Eu tava em uma casa de chá apertada perto de Aabpara por volta da meia-noite, meio assistindo a chuva acumular na borda da calçada enquanto meu laptop ficava reconectando ao Wi-Fi fraco a cada poucos minutos.
Eu tinha um dashboard aberto em uma aba, uma carteira em outra, e um trabalho freelancer meio feito embaixo de tudo porque eu tava fingindo que tava multitarefando.
Na real, eu só tava atualizando a mesma página repetidamente sem admitir pra mim mesmo.
O estranho era que a atividade na rede parecia viva.
Os pedidos estavam rolando. As transações estavam processando.
Mas o valor associado a um dataset pequeno que eu tinha enviado naquela semana não tinha mudado nada.
Zero movimento.
O que, honestamente, me irritou mais do que se tivesse simplesmente caído fora.
Eu me lembro de ter pensado: talvez esse negócio seja falso de um jeito mais sofisticado do que o comum.
Não é golpe-falso. Pior. Falso sem utilidade.
Porque eu passei tempo suficiente ao redor do cripto para reconhecer o padrão em que as pessoas inventam sistemas complicados só para criar a aparência de importância.
Novas camadas, novos termos, novos dashboards cheios de atividade brilhando que, de algum jeito, nunca tocam em nada real.
Todo mundo fala “infraestrutura” tempo o bastante até que ninguém pergunte o que a infraestrutura realmente está fazendo.

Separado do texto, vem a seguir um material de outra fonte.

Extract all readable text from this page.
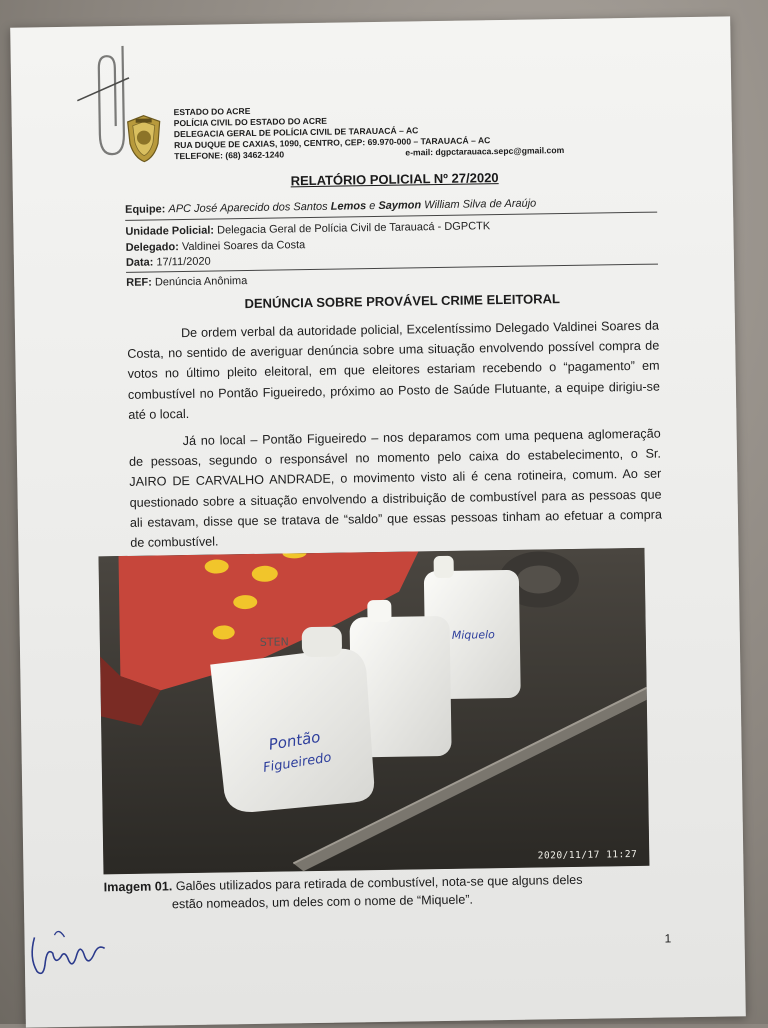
ESTADO DO ACRE
POLÍCIA CIVIL DO ESTADO DO ACRE
DELEGACIA GERAL DE POLÍCIA CIVIL DE TARAUACÁ – AC
RUA DUQUE DE CAXIAS, 1090, CENTRO, CEP: 69.970-000 – TARAUACÁ – AC
TELEFONE: (68) 3462-1240	e-mail: dgpctarauaca.sepc@gmail.com
RELATÓRIO POLICIAL Nº 27/2020
Equipe: APC José Aparecido dos Santos Lemos e Saymon William Silva de Araújo
Unidade Policial: Delegacia Geral de Polícia Civil de Tarauacá - DGPCTK
Delegado: Valdinei Soares da Costa
Data: 17/11/2020
REF: Denúncia Anônima
DENÚNCIA SOBRE PROVÁVEL CRIME ELEITORAL
De ordem verbal da autoridade policial, Excelentíssimo Delegado Valdinei Soares da
Costa, no sentido de averiguar denúncia sobre uma situação envolvendo possível compra de
votos no último pleito eleitoral, em que eleitores estariam recebendo o “pagamento” em
combustível no Pontão Figueiredo, próximo ao Posto de Saúde Flutuante, a equipe dirigiu-se
até o local.
Já no local – Pontão Figueiredo – nos deparamos com uma pequena aglomeração
de pessoas, segundo o responsável no momento pelo caixa do estabelecimento, o Sr.
JAIRO DE CARVALHO ANDRADE, o movimento visto ali é cena rotineira, comum. Ao ser
questionado sobre a situação envolvendo a distribuição de combustível para as pessoas que
ali estavam, disse que se tratava de “saldo” que essas pessoas tinham ao efetuar a compra
de combustível.
Miquelo
STEN
Pontão
Figueiredo
2020/11/17 11:27
Imagem 01. Galões utilizados para retirada de combustível, nota-se que alguns deles
estão nomeados, um deles com o nome de “Miquele”.
1
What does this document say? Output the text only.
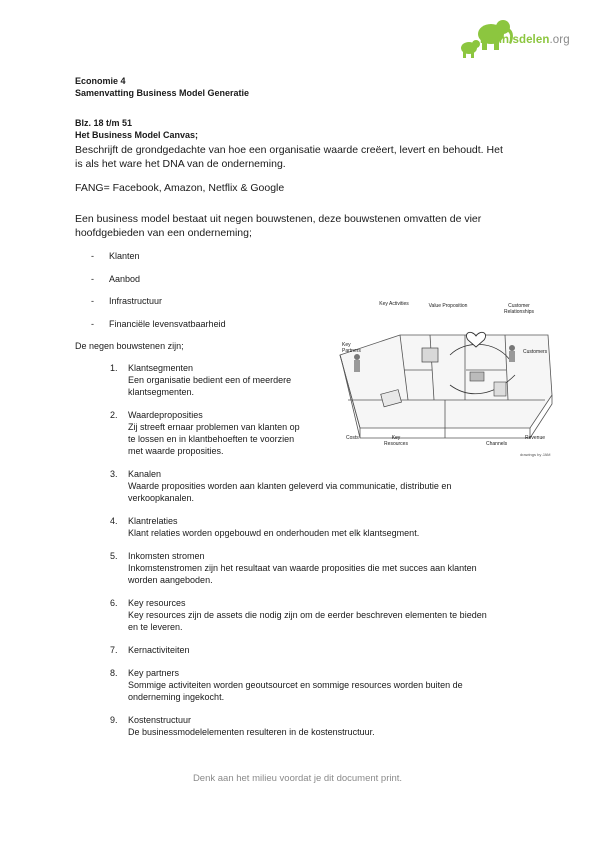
Kennisdelen.org
Economie 4
Samenvatting Business Model Generatie
Blz. 18 t/m 51
Het Business Model Canvas;
Beschrijft de grondgedachte van hoe een organisatie waarde creëert, levert en behoudt. Het
is als het ware het DNA van de onderneming.
FANG= Facebook, Amazon, Netflix & Google
Een business model bestaat uit negen bouwstenen, deze bouwstenen omvatten de vier
hoofdgebieden van een onderneming;
- Klanten
- Aanbod
- Infrastructuur
- Financiële levensvatbaarheid
De negen bouwstenen zijn;
Key Activities	Value Proposition	Customer Relationships
Key Partners	Customers
Costs	Key Resources	Channels
Revenue
drawings by JAM
1. Klantsegmenten
Een organisatie bedient een of meerdere
klantsegmenten.
2. Waardeproposities
Zij streeft ernaar problemen van klanten op
te lossen en in klantbehoeften te voorzien
met waarde proposities.
3. Kanalen
Waarde proposities worden aan klanten geleverd via communicatie, distributie en
verkoopkanalen.
4. Klantrelaties
Klant relaties worden opgebouwd en onderhouden met elk klantsegment.
5. Inkomsten stromen
Inkomstenstromen zijn het resultaat van waarde proposities die met succes aan klanten
worden aangeboden.
6. Key resources
Key resources zijn de assets die nodig zijn om de eerder beschreven elementen te bieden
en te leveren.
7. Kernactiviteiten
8. Key partners
Sommige activiteiten worden geoutsourcet en sommige resources worden buiten de
onderneming ingekocht.
9. Kostenstructuur
De businessmodelelementen resulteren in de kostenstructuur.
Denk aan het milieu voordat je dit document print.
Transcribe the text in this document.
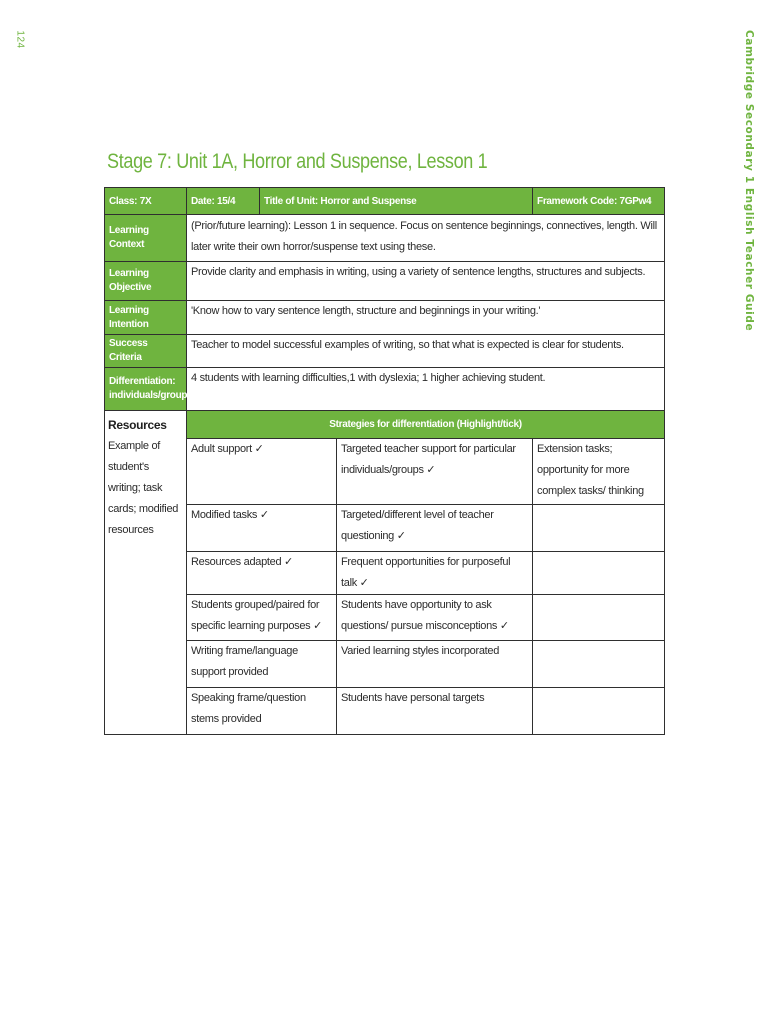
124	Cambridge Secondary 1 English Teacher Guide
Stage 7: Unit 1A, Horror and Suspense, Lesson 1
Class: 7X	Date: 15/4	Title of Unit: Horror and Suspense		Framework Code: 7GPw4
Learning Context	(Prior/future learning): Lesson 1 in sequence. Focus on sentence beginnings, connectives, length. Will later write their own horror/suspense text using these.			
Learning Objective	Provide clarity and emphasis in writing, using a variety of sentence lengths, structures and subjects.			
Learning Intention	'Know how to vary sentence length, structure and beginnings in your writing.'			
Success Criteria	Teacher to model successful examples of writing, so that what is expected is clear for students.			
Differentiation: individuals/groups	4 students with learning difficulties,1 with dyslexia; 1 higher achieving student.			

Resources
Example of student's writing; task cards; modified resources	Strategies for differentiation (Highlight/tick)			
	Adult support ✓		Targeted teacher support for particular individuals/groups ✓	Extension tasks; opportunity for more complex tasks/ thinking
	Modified tasks ✓		Targeted/different level of teacher questioning ✓	
	Resources adapted ✓		Frequent opportunities for purposeful talk ✓	
	Students grouped/paired for specific learning purposes ✓		Students have opportunity to ask questions/ pursue misconceptions ✓	
	Writing frame/language support provided		Varied learning styles incorporated	
	Speaking frame/question stems provided		Students have personal targets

Eu quase fechei a aba bem ali.
Em vez disso, eu tentei reenviar novamente porque achei que tinha feito algo errado na primeira vez.
Essa parte é constrangedora agora porque o erro foi meu de verdade — só não do jeito que eu achava.
Eu rotulei os dados mal.
Coisa pequena. Formatação ruim.
O tipo de detalhe descuidado que você ignora porque assume que as máquinas vão resolver automaticamente.
Eles não.
Cerca de vinte minutos depois, depois de consertar e reenviar, o sistema reagiu de um jeito diferente quase imediatamente.
Mudanças pequenas no começo.
Aí começaram a aparecer interações de lugares que eu não reconhecia.
Nada dramático. Sem payout gigante.
Mas com movimento suficiente, eu parei de rolar a tela e realmente prestei atenção.
Acho que foi a primeira vez que entendi o que as pessoas queriam dizer quando falavam que os dados têm liquidez.
Não valor no abstrato.
Não “dados são o novo petróleo”, que honestamente sempre soou como algo escrito no LinkedIn por um cara com microfone de podcast.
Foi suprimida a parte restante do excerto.